“I probably should do something about succession planning, but the timing just doesn’t seem to be right. There’s a wedding coming up, we’ve got another grandchild on the way, and none of our children seem to want to have anything to do with the business. Maybe I should just sell it.”
That’s a distilled version of a conversation I recently overheard in an airport. I was minding my own business, and I heard those magic few words that immediately drew me in: succession planning. What really struck me was how creative and rationalizing we can be when faced with actions we don’t really want to take.
In reality, the best time for succession planning is similar to the best time for planting an oak tree, twenty years ago. But, for whatever reasons, it didn’t. So that takes us to the second best time: today.
Many people avoid succession planning because they are afraid it will be uncomfortably hard work. But what if it wasn’t? What if succession planning was actually an enjoyable process that brought harmony to a struggling family? What if it resulted in the current generation of owners finding ways to develop financial and emotional independence away from the business? If those things could happen, then would the timing be right?
Well, you are in luck today! The timing for your succession planning is always just right when you focus on outcomes related to these four factors: Pride, Pleasure, Peace of Mind, and Profit. To build a succession plan that satisfies each of these conditions, here are the six things you want to take into consideration:
Purpose – goes beyond self-consciousness and relates to the “what for” and “for whom” questions that help you understand the emotional and rational reasons for creating and executing a succession plan.
Role/Identity – what roles and responsibilities will you play now and in the future? It gives you a sense of self that goes beyond what you do.
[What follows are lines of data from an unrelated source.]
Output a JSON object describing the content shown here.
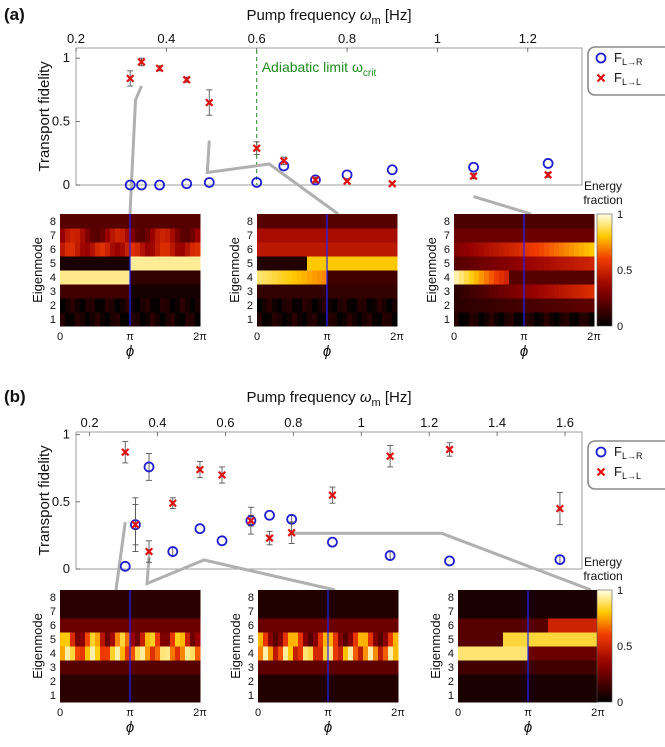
{
  "chart_data": [
    {
      "panel_label": "(a)",
      "type": "scatter",
      "xlabel": "Pump frequency",
      "xlabel_symbol": "ω",
      "xlabel_sub": "m",
      "xlabel_unit": "[Hz]",
      "ylabel": "Transport fidelity",
      "xlim": [
        0.2,
        1.32
      ],
      "ylim": [
        0,
        1.08
      ],
      "xticks": [
        {
          "v": 0.2,
          "label": "0.2"
        },
        {
          "v": 0.4,
          "label": "0.4"
        },
        {
          "v": 0.6,
          "label": "0.6"
        },
        {
          "v": 0.8,
          "label": "0.8"
        },
        {
          "v": 1.0,
          "label": "1"
        },
        {
          "v": 1.2,
          "label": "1.2"
        }
      ],
      "yticks": [
        {
          "v": 0,
          "label": "0"
        },
        {
          "v": 0.5,
          "label": "0.5"
        },
        {
          "v": 1,
          "label": "1"
        }
      ],
      "annotation": {
        "text": "Adiabatic limit ω",
        "sub": "crit",
        "x": 0.6
      },
      "series": [
        {
          "name": "F_L→R",
          "label_main": "F",
          "label_sub": "L→R",
          "marker": "circle",
          "color": "#1f1fd1",
          "points": [
            {
              "x": 0.32,
              "y": 0.0
            },
            {
              "x": 0.345,
              "y": 0.0
            },
            {
              "x": 0.385,
              "y": 0.0
            },
            {
              "x": 0.445,
              "y": 0.01
            },
            {
              "x": 0.495,
              "y": 0.02
            },
            {
              "x": 0.6,
              "y": 0.02
            },
            {
              "x": 0.66,
              "y": 0.15
            },
            {
              "x": 0.73,
              "y": 0.04
            },
            {
              "x": 0.8,
              "y": 0.08
            },
            {
              "x": 0.9,
              "y": 0.12
            },
            {
              "x": 1.08,
              "y": 0.14
            },
            {
              "x": 1.245,
              "y": 0.17
            }
          ]
        },
        {
          "name": "F_L→L",
          "label_main": "F",
          "label_sub": "L→L",
          "marker": "x",
          "color": "#e01010",
          "points": [
            {
              "x": 0.32,
              "y": 0.84,
              "err": 0.06
            },
            {
              "x": 0.345,
              "y": 0.97,
              "err": 0.03
            },
            {
              "x": 0.385,
              "y": 0.92,
              "err": 0.02
            },
            {
              "x": 0.445,
              "y": 0.83,
              "err": 0.02
            },
            {
              "x": 0.495,
              "y": 0.65,
              "err": 0.1
            },
            {
              "x": 0.6,
              "y": 0.29,
              "err": 0.05
            },
            {
              "x": 0.66,
              "y": 0.19,
              "err": 0.03
            },
            {
              "x": 0.73,
              "y": 0.04,
              "err": 0.02
            },
            {
              "x": 0.8,
              "y": 0.03,
              "err": 0.01
            },
            {
              "x": 0.9,
              "y": 0.01,
              "err": 0.01
            },
            {
              "x": 1.08,
              "y": 0.07,
              "err": 0.02
            },
            {
              "x": 1.245,
              "y": 0.08,
              "err": 0.02
            }
          ]
        }
      ],
      "heatmaps": [
        {
          "linked_x": 0.345,
          "linked_y": 0.97
        },
        {
          "linked_x": 0.495,
          "linked_y": 0.65
        },
        {
          "linked_x": 1.08,
          "linked_y": 0.13
        }
      ],
      "heatmap_axes": {
        "ylabel": "Eigenmode",
        "xlabel": "ϕ",
        "yticks": [
          "1",
          "2",
          "3",
          "4",
          "5",
          "6",
          "7",
          "8"
        ],
        "xticks": [
          "0",
          "π",
          "2π"
        ]
      },
      "colorbar": {
        "title_line1": "Energy",
        "title_line2": "fraction",
        "ticks": [
          "0",
          "0.5",
          "1"
        ]
      }
    },
    {
      "panel_label": "(b)",
      "type": "scatter",
      "xlabel": "Pump frequency",
      "xlabel_symbol": "ω",
      "xlabel_sub": "m",
      "xlabel_unit": "[Hz]",
      "ylabel": "Transport fidelity",
      "xlim": [
        0.16,
        1.65
      ],
      "ylim": [
        0,
        1.02
      ],
      "xticks": [
        {
          "v": 0.2,
          "label": "0.2"
        },
        {
          "v": 0.4,
          "label": "0.4"
        },
        {
          "v": 0.6,
          "label": "0.6"
        },
        {
          "v": 0.8,
          "label": "0.8"
        },
        {
          "v": 1.0,
          "label": "1"
        },
        {
          "v": 1.2,
          "label": "1.2"
        },
        {
          "v": 1.4,
          "label": "1.4"
        },
        {
          "v": 1.6,
          "label": "1.6"
        }
      ],
      "yticks": [
        {
          "v": 0,
          "label": "0"
        },
        {
          "v": 0.5,
          "label": "0.5"
        },
        {
          "v": 1,
          "label": "1"
        }
      ],
      "series": [
        {
          "name": "F_L→R",
          "label_main": "F",
          "label_sub": "L→R",
          "marker": "circle",
          "color": "#1f1fd1",
          "points": [
            {
              "x": 0.305,
              "y": 0.02
            },
            {
              "x": 0.335,
              "y": 0.33,
              "err": 0.2
            },
            {
              "x": 0.375,
              "y": 0.76,
              "err": 0.1
            },
            {
              "x": 0.445,
              "y": 0.13,
              "err": 0.03
            },
            {
              "x": 0.525,
              "y": 0.3
            },
            {
              "x": 0.59,
              "y": 0.21
            },
            {
              "x": 0.675,
              "y": 0.36,
              "err": 0.04
            },
            {
              "x": 0.73,
              "y": 0.4
            },
            {
              "x": 0.795,
              "y": 0.37,
              "err": 0.03
            },
            {
              "x": 0.915,
              "y": 0.2
            },
            {
              "x": 1.085,
              "y": 0.1,
              "err": 0.03
            },
            {
              "x": 1.26,
              "y": 0.06
            },
            {
              "x": 1.585,
              "y": 0.07,
              "err": 0.03
            }
          ]
        },
        {
          "name": "F_L→L",
          "label_main": "F",
          "label_sub": "L→L",
          "marker": "x",
          "color": "#e01010",
          "points": [
            {
              "x": 0.305,
              "y": 0.87,
              "err": 0.08
            },
            {
              "x": 0.335,
              "y": 0.33,
              "err": 0.15
            },
            {
              "x": 0.375,
              "y": 0.13,
              "err": 0.08
            },
            {
              "x": 0.445,
              "y": 0.49,
              "err": 0.04
            },
            {
              "x": 0.525,
              "y": 0.74,
              "err": 0.06
            },
            {
              "x": 0.59,
              "y": 0.7,
              "err": 0.06
            },
            {
              "x": 0.675,
              "y": 0.36,
              "err": 0.1
            },
            {
              "x": 0.73,
              "y": 0.23,
              "err": 0.05
            },
            {
              "x": 0.795,
              "y": 0.27,
              "err": 0.08
            },
            {
              "x": 0.915,
              "y": 0.55,
              "err": 0.06
            },
            {
              "x": 1.085,
              "y": 0.84,
              "err": 0.08
            },
            {
              "x": 1.26,
              "y": 0.89,
              "err": 0.05
            },
            {
              "x": 1.585,
              "y": 0.45,
              "err": 0.12
            }
          ]
        }
      ],
      "heatmaps": [
        {
          "linked_x": 0.305,
          "linked_y": 0.87
        },
        {
          "linked_x": 0.375,
          "linked_y": 0.13
        },
        {
          "linked_x": 0.795,
          "linked_y": 0.37
        }
      ],
      "heatmap_axes": {
        "ylabel": "Eigenmode",
        "xlabel": "ϕ",
        "yticks": [
          "1",
          "2",
          "3",
          "4",
          "5",
          "6",
          "7",
          "8"
        ],
        "xticks": [
          "0",
          "π",
          "2π"
        ]
      },
      "colorbar": {
        "title_line1": "Energy",
        "title_line2": "fraction",
        "ticks": [
          "0",
          "0.5",
          "1"
        ]
      }
    }
  ],
  "colors": {
    "circle_series": "#1f1fd1",
    "x_series": "#e01010",
    "annotation": "#1e8c1e",
    "connector": "#b0b0b0",
    "errorbar": "#555555",
    "heatmap_marker_line": "#2020ff"
  }
}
Values/Beliefs – provide the reinforcement (motivation and permission) needed to see how your plans create value for the business, the family, and the future leaders. In some cases, it helps create a stewardship culture related to ROI.
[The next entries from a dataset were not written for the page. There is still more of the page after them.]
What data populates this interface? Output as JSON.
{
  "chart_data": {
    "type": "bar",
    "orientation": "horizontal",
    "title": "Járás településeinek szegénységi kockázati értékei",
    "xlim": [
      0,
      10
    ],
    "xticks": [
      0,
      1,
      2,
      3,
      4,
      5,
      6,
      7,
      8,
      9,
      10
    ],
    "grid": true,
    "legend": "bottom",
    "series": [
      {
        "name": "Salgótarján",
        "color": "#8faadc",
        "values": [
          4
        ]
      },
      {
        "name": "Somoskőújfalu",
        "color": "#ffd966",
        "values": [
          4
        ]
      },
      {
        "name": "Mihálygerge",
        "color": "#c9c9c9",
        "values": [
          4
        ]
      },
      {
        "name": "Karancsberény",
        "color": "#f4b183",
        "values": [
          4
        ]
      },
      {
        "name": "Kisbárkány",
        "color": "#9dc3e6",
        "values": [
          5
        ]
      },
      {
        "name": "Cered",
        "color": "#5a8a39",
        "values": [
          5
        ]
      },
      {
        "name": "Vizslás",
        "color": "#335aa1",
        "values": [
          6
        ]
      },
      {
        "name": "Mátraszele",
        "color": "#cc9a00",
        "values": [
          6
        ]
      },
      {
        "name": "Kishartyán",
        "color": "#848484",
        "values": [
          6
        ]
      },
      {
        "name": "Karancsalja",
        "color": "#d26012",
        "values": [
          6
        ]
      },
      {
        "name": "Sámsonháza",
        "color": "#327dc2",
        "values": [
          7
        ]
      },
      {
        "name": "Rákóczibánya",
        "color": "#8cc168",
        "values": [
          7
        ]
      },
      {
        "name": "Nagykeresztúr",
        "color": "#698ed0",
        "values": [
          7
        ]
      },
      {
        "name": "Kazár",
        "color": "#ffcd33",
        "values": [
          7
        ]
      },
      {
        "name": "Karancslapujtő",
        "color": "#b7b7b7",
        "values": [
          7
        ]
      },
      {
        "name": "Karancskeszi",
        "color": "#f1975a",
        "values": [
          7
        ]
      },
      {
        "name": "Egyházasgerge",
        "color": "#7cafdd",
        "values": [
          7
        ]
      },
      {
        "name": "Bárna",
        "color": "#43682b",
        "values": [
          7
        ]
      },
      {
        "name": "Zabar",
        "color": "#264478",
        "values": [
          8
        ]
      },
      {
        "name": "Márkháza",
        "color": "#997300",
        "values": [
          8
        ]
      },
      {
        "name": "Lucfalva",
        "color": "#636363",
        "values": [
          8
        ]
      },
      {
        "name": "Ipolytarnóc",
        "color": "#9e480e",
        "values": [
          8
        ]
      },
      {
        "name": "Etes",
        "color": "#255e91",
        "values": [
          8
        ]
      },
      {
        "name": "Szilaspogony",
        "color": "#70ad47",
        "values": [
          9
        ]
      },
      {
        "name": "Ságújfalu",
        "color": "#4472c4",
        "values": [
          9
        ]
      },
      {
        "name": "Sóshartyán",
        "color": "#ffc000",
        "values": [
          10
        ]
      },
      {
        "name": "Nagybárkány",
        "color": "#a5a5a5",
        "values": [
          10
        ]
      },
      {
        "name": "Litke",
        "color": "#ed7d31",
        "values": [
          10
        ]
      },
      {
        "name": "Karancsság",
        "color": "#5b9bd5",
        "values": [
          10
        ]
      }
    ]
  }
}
Capabilities – an assessment of the knowledge and skills needed to effectively execute the plan.
Behavior – the specific actions and reactions within the business and the family that create continuity, synergy, and teamwork as the plan is executed.
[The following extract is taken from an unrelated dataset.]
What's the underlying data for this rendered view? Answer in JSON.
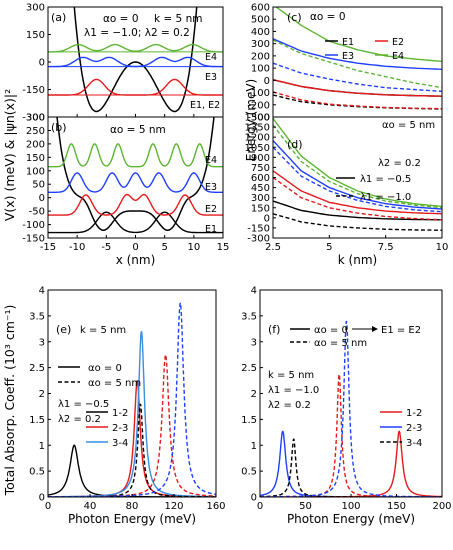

Environment – the external factors that impact the acceleration or deceleration of plan implementation.
Looking at succession planning from this perspective suggests that there is never a bad time for succession planning. After all, what could possibly be wrong with taking a little humble pride in what you have accomplished? In taking some pleasure in the fruits of your labor? In finding some peace of mind in knowing that you have created a way of life as well as a means to a living? In finding a way to profit and benefit from what you have made possible for others?
So when’s the right time for succession planning? Today. Get going!